Выйдя из комнаты экономки, Томазо Антуан Джонсон выдохнул так, словно вынырнул из-под толщи воды. Он бы, наверное, постоял, позволив себе систематизировать мысли, прийти немного в себя – отдышаться, по сути, но за дверью его встретила рыжая, и выказать слабость он себе не позволил.
– Я ведь сказала: она что-то знает – и вот... – Девушка замолчала, а Джонсон просто кивнул.
И пошел по коридору.
Очень хотелось просто выйти на воздух... Что это с ним? Сделался слишком ранимым?
Вот уж чего он хотел бы меньше всего.
Он услышал шаги за спиной, но даже не обернулся. Лишь когда мисс Харпер спросила: «Вы ведь меня подождете?», наконец, обернулся.
– Для чего? – осведомился недоуменно.
– Как для чего? – удивилась его собеседница. – Вы обещали отвезти меня к Розалин. К тому же, у нас еще есть дела...
– У нас?
– У нас, мистер Джонстон. А вы как хотели? – И поспешила добавить, пока он не стал возражать: – В свете новых событий нам просто необходимо переговорить с миледи де Моранвилль. Она – ключ ко всему.
– Вы так думаете?
– Конечно.
– Но она не в себе, если вы помните, и заперта в клинике для душевнобольных.
Девушка вскинула бровки.
– А вдруг это только притворство... – предположила она. – Вдруг миледи известно, что случилось тем вечером, и она нарочно таится...
– Покрывает супруга? Вы, действительно, верите, что отец способен убить собственного ребенка? А даже если и так, этой женщине тем более нету смысла покрывать убийцу своего сына. Нет, здесь что-то не сходится...

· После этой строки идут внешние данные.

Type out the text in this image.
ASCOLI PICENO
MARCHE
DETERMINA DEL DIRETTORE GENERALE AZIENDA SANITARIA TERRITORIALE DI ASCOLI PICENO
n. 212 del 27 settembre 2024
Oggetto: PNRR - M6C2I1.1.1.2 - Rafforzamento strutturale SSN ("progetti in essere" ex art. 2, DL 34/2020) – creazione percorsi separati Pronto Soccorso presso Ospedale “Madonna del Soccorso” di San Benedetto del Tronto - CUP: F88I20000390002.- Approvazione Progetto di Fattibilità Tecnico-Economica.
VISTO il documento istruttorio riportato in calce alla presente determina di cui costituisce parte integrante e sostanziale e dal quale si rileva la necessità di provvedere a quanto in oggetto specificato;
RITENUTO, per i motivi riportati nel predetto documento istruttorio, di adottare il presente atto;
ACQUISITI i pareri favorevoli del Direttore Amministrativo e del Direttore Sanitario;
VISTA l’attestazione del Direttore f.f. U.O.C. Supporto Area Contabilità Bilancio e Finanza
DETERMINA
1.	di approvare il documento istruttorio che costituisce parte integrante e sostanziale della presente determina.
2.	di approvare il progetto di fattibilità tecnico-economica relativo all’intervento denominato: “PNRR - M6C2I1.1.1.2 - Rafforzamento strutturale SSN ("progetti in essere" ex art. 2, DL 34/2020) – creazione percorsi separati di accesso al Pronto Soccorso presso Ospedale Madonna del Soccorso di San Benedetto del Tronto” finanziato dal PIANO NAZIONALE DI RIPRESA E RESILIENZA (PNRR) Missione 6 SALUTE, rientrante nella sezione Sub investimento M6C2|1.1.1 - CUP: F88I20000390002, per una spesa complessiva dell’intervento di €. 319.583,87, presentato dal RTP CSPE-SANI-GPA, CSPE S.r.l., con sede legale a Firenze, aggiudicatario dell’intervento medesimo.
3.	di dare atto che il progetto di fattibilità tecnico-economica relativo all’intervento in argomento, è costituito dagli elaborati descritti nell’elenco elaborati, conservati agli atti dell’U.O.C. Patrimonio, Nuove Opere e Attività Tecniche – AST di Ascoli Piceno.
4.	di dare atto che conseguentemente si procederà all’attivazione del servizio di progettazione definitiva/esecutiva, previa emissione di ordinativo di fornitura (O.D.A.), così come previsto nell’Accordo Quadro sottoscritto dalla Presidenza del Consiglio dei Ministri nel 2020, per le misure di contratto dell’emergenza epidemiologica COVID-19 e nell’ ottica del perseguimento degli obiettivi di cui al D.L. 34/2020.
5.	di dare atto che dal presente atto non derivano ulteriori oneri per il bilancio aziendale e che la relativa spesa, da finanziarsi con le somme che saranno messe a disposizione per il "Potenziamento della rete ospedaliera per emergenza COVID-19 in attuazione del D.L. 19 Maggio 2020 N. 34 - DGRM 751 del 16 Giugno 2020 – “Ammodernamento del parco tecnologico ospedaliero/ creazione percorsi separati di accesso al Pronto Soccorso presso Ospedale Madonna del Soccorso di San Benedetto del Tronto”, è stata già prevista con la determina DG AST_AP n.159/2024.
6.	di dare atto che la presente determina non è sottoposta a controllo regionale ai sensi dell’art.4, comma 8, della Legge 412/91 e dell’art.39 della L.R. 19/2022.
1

– Или вы слишком правильный, чтобы верить в самое худшее.
Джонсон хмыкнул, так удивившись тому, что его неожиданно сочли «правильным», что лишился на мгновение дара речи. Вот уж в чем его было бы сложно заподозрить, так это в правильности... Смешная девчушка!
И пока он молчал, гадая, не сделался ли он, в самом деле, чересчур мягкотелым, мисс Харпер велела, причем не терпящим возражения тоном:
– Ждите на улице. Я выйду через минуту!
Джонсон вышел и... принялся ждать. Ну не дурак ли? Зачем ему эта обуза?

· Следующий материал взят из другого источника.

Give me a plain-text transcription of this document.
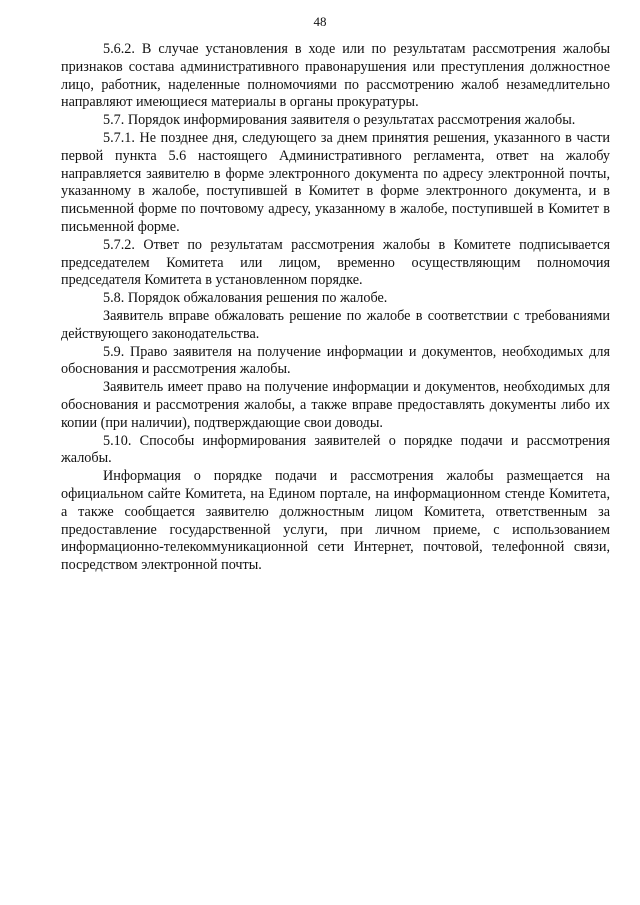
48

5.6.2. В случае установления в ходе или по результатам рассмотрения жалобы признаков состава административного правонарушения или преступления должностное лицо, работник, наделенные полномочиями по рассмотрению жалоб незамедлительно направляют имеющиеся материалы в органы прокуратуры.

5.7. Порядок информирования заявителя о результатах рассмотрения жалобы.

5.7.1. Не позднее дня, следующего за днем принятия решения, указанного в части первой пункта 5.6 настоящего Административного регламента, ответ на жалобу направляется заявителю в форме электронного документа по адресу электронной почты, указанному в жалобе, поступившей в Комитет в форме электронного документа, и в письменной форме по почтовому адресу, указанному в жалобе, поступившей в Комитет в письменной форме.

5.7.2. Ответ по результатам рассмотрения жалобы в Комитете подписывается председателем Комитета или лицом, временно осуществляющим полномочия председателя Комитета в установленном порядке.

5.8. Порядок обжалования решения по жалобе.

Заявитель вправе обжаловать решение по жалобе в соответствии с требованиями действующего законодательства.

5.9. Право заявителя на получение информации и документов, необходимых для обоснования и рассмотрения жалобы.

Заявитель имеет право на получение информации и документов, необходимых для обоснования и рассмотрения жалобы, а также вправе предоставлять документы либо их копии (при наличии), подтверждающие свои доводы.

5.10. Способы информирования заявителей о порядке подачи и рассмотрения жалобы.

Информация о порядке подачи и рассмотрения жалобы размещается на официальном сайте Комитета, на Едином портале, на информационном стенде Комитета, а также сообщается заявителю должностным лицом Комитета, ответственным за предоставление государственной услуги, при личном приеме, с использованием информационно-телекоммуникационной сети Интернет, почтовой, телефонной связи, посредством электронной почты.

А обуза выскочила из дома минут через пять с ридикюлем, зонтиком и перчатками.
– Остальное заберу позже, – сказала она, – все равно увольняюсь. Мне больше здесь нечего делать!
В кэбе до Бетлемской королевской больницы они хранили молчание, только раз мисс Харпер подняла взгляд от своих сцепленных рук и сказала:
– Благодарю, мистер Джонсон: вы сумели разговорить эту женщину и очистить имя сестры.
– Об этом еще говорить рано, мисс Харпер, – возразил он. – Пусть для начала миссис Поттер откроет правду полиции, а там будет видно.
Девушка, враз испугавшись, на него посмотрела:
– Но она ведь сделает это, расскажет правду полиции? – спросила она. И всполошившись: – Не сбежит прямо сейчас?
И Джонсону стало совестно, что он испугал своими словами бедную девушку. Он неловко похлопал ее по руке и уверенно произнес:
– Не волнуйтесь, мисс Харпер, даже если она и сбежит, я ее непременно найду. Из-под земли достану, если придется...
– Вы это можете?
Он снисходительно улыбнулся.
– Это моя профессия, мисс. – И весь остаток пути они ехали молча.
В больнице же Джонсону пришлось выдержать настоящую битву за встречу с главным врачом, мистером Оуэном Маккензи, тот, чрезмерно высокий, но нервный под стать своим пациентам, долго увиливал, не желая сказать, почему свидание с Грейс де Моранвилль в этот день (да и в ближайшее время) невозможно. Она-де отвратительно плохо переносит свидания с посетителями: потом неделями мается «возбужденным сознанием», головными болями и вообще, кто он такой, чтобы просить о свидании с леди.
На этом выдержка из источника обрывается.